The play had been performed for six night in each of two weeks with matinees and full houses in a high school theatre. They rehearsed four nights a week beforehand. She played the lead in a couple of rehearsals and the director told her he wished he had cast her for the part. It is community theatre so there is no pay. But it beats doing nothing. Talent needs to be honed.

For days after, my head was filled with the music of the show. For some reason, I thought of my grandparents. A particular scene came into focus.

As a teenager, I worked in a war-time residential nursery. Mothers worked round the clock in munition plants. Fathers were at war. Pre-school children came in to the nursery on Sunday night and went home Friday.
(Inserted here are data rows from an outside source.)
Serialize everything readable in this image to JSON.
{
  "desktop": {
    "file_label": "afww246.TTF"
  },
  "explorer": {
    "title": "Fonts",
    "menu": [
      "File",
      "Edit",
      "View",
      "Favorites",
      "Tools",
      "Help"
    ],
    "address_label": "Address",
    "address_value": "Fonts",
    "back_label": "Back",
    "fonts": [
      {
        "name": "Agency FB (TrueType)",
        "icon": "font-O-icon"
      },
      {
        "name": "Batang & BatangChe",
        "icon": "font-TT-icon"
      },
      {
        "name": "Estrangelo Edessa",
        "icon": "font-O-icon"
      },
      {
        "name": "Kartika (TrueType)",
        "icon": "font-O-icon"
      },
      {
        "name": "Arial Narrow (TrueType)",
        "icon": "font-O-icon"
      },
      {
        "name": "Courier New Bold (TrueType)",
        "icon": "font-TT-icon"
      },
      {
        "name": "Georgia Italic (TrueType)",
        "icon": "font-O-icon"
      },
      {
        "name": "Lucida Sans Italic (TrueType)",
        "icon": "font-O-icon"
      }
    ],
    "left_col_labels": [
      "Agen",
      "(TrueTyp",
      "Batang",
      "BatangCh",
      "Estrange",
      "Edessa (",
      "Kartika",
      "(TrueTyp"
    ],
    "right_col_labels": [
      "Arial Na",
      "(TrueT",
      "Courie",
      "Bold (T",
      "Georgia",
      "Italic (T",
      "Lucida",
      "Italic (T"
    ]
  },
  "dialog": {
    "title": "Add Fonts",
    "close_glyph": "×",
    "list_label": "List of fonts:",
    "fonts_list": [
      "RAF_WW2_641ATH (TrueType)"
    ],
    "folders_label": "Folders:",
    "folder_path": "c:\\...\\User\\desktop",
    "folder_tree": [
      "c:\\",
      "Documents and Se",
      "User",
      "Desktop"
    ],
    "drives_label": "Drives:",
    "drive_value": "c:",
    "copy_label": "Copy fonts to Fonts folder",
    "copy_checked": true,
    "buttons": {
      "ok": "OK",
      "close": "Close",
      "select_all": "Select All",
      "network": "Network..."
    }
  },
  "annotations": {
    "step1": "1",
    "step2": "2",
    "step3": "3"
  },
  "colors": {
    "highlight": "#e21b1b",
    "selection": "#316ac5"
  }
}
At one time, three infants came to us from another nursery. They were the survivors of an episode of gastroenteritis that killed twenty babies. One tiny girl named Morag never went home. Her mother visited most weekends.

On afternoons, when I was off-duty I would take her in a battered old pram to my grandparents. Grampa would struggle out of his rocking chair to bend down and put his gnarled and shaking finger into her tiny grasping little fist.

Charlie Rose had an Irish actor, Gabriel Byrne, as a guest the week after I was in Sudbury. He talked about his "silent culture". I had never thought about my people being silent. They seemed to be always telling stories. They loved to laugh at themselves and each other. But it was true, they rarely expressed their feelings. I gained a fresh understanding from Gabriel Byrne's reference. They never talked about loving. I think it was supposed to be taken for granted. Children don't presume. If nobody ever tells you they love you, it's because they don't.

There was no theatre in our town but movies were in their heyday. Grannie was addicted. Two or three times a week, rain or shine, she and my mother went to" the pictures". She would read every night until the small hours of the morning. She had a sweet singing voice and an endless repertoire of ballads. The wireless was always tuned to Family Favourites at ten in the morning.

As each person came in from work, my grandparents would hear every detail of the day's conversation. Decades before there was T.V., we had daily soap operas in our house. There was some drama but mostly it was comedy.

Grampa was a coal miner who worked six days a week for fifty-one years. His fingers were blunted and gnarled and shaking. His body full of rheumatism from working in water much of the time. My mother told once of how he would have to stand in front of the fire to thaw his frozen clothes before they could be removed. That was after he had walked the several miles home from work.

It may have been Sudbury, it may have been the laughter, it may have been my singing, dancing granddaughter or it may have been driving for miles in a brand new Matrix to a mining city that would have been familiar but amazing to my grandfather that made me think of them both and how great it would have been to share my story about the week-end with them.